Christine Delphy ha analizado estas hipocresías neocoloniales, sobre todo cuando los imperialistas de Estados Unidos pretendían hacer creer al mundo que la última guerra de Afganistán era una especie de «lucha de liberación de la mujer», y nos recuerda que las mujeres de Afganistán nunca fueron más libres que cuando, en los años setenta y ochenta, el gobierno comunista obligaba a las familias a llevar a las niñas a la escuela . Y entonces la Casa Blanca se dedicó a armar a la rebelión de los muyahidines, que querían volver a la sharia, y ese apoyo hizo que las mujeres afganas volvieran a la reclusión en casa, a las violaciones punitivas, a los matrimonios forzados y a las agresiones si querían estudiar. Y a los dirigentes de Estados Unidos no les quitó el sueño la suerte de las mujeres de Afganistán… hasta el 11 de septiembre de 2001, cuando descubrieron «casualmente» la infamia del burqa obligatorio.

Los imperialistas son conscientes de que ya no pueden decir que hacen la guerra para «llevar la civilización a los salvajes»; así, gracias a una pirueta terminológica, ahora se trata de «liberarlos». Para ello contarán con la complicidad de los socialdemócratas de todo pelaje, que serán los primeros en jalearlos (a no ser que incluso se les adelanten, pidiendo, en nombre del «progreso» y la «libertad», ¿cómo no?, «intervenciones humanitarias» aquí y allá).
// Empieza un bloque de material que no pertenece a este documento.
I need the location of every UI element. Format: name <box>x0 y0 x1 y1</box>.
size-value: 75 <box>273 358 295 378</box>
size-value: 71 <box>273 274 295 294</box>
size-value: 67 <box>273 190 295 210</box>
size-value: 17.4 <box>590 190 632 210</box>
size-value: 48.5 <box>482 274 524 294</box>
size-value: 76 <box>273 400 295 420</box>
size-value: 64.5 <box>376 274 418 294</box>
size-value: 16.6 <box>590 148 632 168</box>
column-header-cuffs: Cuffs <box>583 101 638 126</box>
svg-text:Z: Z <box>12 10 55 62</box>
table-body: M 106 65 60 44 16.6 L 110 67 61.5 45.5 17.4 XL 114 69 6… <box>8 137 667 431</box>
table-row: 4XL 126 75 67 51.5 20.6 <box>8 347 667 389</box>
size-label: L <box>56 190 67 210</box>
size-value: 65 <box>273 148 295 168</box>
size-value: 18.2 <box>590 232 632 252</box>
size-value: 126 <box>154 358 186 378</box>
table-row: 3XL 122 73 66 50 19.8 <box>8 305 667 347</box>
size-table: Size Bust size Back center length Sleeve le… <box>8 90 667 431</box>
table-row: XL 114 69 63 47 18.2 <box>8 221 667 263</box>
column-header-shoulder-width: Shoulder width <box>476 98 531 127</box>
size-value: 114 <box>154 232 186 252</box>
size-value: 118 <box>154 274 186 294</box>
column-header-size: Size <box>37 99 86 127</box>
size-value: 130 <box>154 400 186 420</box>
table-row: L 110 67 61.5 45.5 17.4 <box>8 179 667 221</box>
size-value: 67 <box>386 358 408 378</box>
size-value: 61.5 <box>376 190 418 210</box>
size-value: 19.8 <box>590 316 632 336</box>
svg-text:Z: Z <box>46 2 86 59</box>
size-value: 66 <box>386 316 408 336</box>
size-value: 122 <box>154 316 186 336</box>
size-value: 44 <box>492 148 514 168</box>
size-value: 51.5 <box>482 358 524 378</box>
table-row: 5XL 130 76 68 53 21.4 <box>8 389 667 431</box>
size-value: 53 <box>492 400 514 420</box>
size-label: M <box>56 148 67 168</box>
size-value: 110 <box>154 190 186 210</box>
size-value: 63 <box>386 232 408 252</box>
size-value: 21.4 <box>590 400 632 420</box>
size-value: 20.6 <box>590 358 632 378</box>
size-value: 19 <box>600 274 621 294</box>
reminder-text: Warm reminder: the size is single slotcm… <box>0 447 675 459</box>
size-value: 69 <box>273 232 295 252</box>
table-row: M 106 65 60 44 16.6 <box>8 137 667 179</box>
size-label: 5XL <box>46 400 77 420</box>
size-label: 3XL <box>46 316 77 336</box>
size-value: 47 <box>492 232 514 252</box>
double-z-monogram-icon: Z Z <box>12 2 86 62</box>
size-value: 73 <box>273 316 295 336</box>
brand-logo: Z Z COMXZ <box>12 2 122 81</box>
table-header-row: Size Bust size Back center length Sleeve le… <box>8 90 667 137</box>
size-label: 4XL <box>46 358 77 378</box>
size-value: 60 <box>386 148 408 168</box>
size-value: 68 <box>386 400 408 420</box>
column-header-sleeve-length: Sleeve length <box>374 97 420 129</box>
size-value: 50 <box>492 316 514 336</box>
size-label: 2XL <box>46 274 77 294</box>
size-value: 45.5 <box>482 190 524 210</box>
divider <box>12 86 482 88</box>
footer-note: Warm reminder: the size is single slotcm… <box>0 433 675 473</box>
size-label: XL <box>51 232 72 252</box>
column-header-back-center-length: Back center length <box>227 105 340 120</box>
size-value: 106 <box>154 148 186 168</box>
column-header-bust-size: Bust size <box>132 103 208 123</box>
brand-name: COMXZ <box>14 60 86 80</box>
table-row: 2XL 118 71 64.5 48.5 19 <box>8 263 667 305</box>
Lo grave es que hay trabajadoras y trabajadores que no se atreven a enfrentarse a ese «humanitarismo bélico». Está claro que no vamos a defender a Milosevic, a los talibán o a Sadam Husein, pero lo último que necesitaban los pueblos de Yugoslavia, de Afganistán o de Irak era una agresión imperialista. Christine Delphy hizo un paralelismo claro: el derecho al voto de las mujeres es algo fundamental, pero jamás estaremos a favor de bombardear a los países que aún no lo reconocen. Sabemos que la libertad se conquista, y para ello todos los oprimidos del mundo tienen que desarrollar diversas formas de lucha, pero lo que hay que tener claro es que las bombas inteligentes lanzadas sobre objetivos civiles desde los aviones invisibles de las grandes potencias nunca han traído la libertad a nadie.